Residents also cleared brush away from their homes and hosed down the landscape. Search and rescue crews with the Coconino County Sheriff's Office were going door to door while pre-evacuation warnings were in place. For those who they knew were safe, they placed a yellow ribbon on their mailboxes.
"I'm a Korean War veteran. There's not much that worries me," said 82-year-old Dick Summit, who decided to leave town and arranged to stay with a friend in nearby Flagstaff.
The fire has closed the main road between Sedona and Flagstaff. It's burning near Slide Rock State Park, a popular recreation area because of its natural rock water slides.
The fire forced the evacuations of 300 threatened businesses and homes in a 2-mile stretch north of the state park.

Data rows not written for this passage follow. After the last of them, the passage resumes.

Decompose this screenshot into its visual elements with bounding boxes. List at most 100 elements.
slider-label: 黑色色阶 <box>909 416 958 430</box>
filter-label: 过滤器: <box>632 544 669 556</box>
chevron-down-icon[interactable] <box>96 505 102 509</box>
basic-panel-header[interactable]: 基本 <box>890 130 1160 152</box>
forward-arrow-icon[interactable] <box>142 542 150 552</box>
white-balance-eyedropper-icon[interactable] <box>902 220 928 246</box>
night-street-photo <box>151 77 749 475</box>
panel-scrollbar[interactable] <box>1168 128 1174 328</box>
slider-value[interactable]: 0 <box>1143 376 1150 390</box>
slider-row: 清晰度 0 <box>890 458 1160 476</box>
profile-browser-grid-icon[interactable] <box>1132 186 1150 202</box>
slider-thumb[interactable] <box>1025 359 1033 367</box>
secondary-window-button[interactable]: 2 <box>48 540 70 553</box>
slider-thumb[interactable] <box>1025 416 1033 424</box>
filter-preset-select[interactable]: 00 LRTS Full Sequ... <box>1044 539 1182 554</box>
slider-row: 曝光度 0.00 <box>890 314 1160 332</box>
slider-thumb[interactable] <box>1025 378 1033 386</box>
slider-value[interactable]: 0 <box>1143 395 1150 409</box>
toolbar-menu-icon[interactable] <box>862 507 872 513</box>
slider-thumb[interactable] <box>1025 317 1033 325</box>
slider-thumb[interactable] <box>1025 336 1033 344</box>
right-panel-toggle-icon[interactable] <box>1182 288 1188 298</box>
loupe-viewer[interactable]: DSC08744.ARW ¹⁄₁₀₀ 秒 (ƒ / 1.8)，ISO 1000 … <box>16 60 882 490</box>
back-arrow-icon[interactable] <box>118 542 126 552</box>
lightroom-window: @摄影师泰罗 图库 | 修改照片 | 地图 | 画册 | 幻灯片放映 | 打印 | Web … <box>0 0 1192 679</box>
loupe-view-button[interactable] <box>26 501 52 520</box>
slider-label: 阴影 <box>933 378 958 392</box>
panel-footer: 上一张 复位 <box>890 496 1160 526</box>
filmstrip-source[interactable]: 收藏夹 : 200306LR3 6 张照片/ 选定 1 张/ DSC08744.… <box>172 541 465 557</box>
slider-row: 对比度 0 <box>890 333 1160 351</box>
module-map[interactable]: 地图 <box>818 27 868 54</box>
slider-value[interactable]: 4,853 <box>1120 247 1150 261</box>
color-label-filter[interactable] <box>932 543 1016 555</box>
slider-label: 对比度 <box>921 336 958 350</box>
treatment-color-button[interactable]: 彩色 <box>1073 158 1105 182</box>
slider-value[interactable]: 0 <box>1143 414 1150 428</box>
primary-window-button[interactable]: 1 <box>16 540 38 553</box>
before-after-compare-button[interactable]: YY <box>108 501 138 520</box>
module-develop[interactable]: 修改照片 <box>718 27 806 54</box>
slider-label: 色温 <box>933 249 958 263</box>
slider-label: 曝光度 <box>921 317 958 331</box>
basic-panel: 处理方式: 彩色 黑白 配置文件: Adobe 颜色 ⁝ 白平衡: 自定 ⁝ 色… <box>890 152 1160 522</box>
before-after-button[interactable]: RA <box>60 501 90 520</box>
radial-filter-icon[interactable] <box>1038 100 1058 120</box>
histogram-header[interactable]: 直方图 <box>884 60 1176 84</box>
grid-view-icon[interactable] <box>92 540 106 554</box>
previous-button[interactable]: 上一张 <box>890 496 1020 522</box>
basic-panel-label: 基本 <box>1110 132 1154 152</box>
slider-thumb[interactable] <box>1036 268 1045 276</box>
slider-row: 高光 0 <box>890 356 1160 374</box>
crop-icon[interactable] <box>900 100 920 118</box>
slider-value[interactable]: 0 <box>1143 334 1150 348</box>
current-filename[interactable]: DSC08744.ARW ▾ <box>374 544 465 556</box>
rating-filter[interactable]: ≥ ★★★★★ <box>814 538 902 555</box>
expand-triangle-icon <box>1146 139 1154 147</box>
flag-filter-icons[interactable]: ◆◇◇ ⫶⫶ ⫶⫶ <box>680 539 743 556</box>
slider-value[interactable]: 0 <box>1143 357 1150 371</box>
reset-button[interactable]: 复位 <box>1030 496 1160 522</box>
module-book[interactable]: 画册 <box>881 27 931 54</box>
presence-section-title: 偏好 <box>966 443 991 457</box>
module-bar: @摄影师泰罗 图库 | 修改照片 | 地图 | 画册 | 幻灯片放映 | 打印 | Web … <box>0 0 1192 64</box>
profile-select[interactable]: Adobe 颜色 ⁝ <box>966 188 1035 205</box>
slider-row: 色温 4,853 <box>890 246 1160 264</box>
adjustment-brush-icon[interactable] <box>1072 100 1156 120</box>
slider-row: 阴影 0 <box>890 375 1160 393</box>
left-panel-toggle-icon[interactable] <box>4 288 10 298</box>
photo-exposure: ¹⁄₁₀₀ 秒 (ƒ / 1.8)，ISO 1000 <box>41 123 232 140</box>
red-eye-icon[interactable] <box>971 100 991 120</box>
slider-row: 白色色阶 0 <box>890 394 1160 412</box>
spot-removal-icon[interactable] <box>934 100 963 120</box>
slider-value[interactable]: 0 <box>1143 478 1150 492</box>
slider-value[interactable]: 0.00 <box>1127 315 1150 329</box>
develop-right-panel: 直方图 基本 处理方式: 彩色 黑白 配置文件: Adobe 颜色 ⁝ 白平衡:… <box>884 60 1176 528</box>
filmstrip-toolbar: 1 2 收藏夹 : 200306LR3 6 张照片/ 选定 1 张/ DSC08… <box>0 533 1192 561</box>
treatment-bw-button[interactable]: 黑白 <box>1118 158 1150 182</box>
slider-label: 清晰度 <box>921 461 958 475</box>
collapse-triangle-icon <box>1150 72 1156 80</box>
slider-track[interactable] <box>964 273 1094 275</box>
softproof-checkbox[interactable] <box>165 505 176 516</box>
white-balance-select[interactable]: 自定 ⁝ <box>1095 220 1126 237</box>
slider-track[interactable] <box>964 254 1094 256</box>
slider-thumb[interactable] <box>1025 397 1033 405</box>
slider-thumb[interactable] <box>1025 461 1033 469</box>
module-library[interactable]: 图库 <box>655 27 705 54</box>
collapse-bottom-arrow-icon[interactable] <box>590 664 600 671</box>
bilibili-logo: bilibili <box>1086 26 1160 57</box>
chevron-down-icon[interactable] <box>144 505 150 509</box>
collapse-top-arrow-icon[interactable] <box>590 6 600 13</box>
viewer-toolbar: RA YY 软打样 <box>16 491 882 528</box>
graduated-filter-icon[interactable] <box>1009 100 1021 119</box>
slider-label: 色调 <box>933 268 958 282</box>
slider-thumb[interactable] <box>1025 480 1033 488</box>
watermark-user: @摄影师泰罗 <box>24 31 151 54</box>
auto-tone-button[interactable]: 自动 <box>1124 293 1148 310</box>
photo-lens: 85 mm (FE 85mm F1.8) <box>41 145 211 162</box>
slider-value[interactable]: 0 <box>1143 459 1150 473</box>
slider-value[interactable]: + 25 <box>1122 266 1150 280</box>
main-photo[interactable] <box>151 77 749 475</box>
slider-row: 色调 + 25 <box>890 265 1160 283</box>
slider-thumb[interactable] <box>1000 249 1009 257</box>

The fire has sent up large amounts of smoke and ash and created hazy conditions in Flagstaff, about 15 miles away. Health officials are urging people who smell or see smoke from the fire to curtail outdoor activity.
In southern Arizona, a wildfire on the Tohono O'odham Indian Reservation was fully contained Thursday after charring more than 200 acres. The fire southwest of Tucson was reported Tuesday night. Officials say no structures were damaged and no residents needed to be evacuated.
Associated Press writers Paul Davenport and Walter Berry in Phoenix contributed to this report.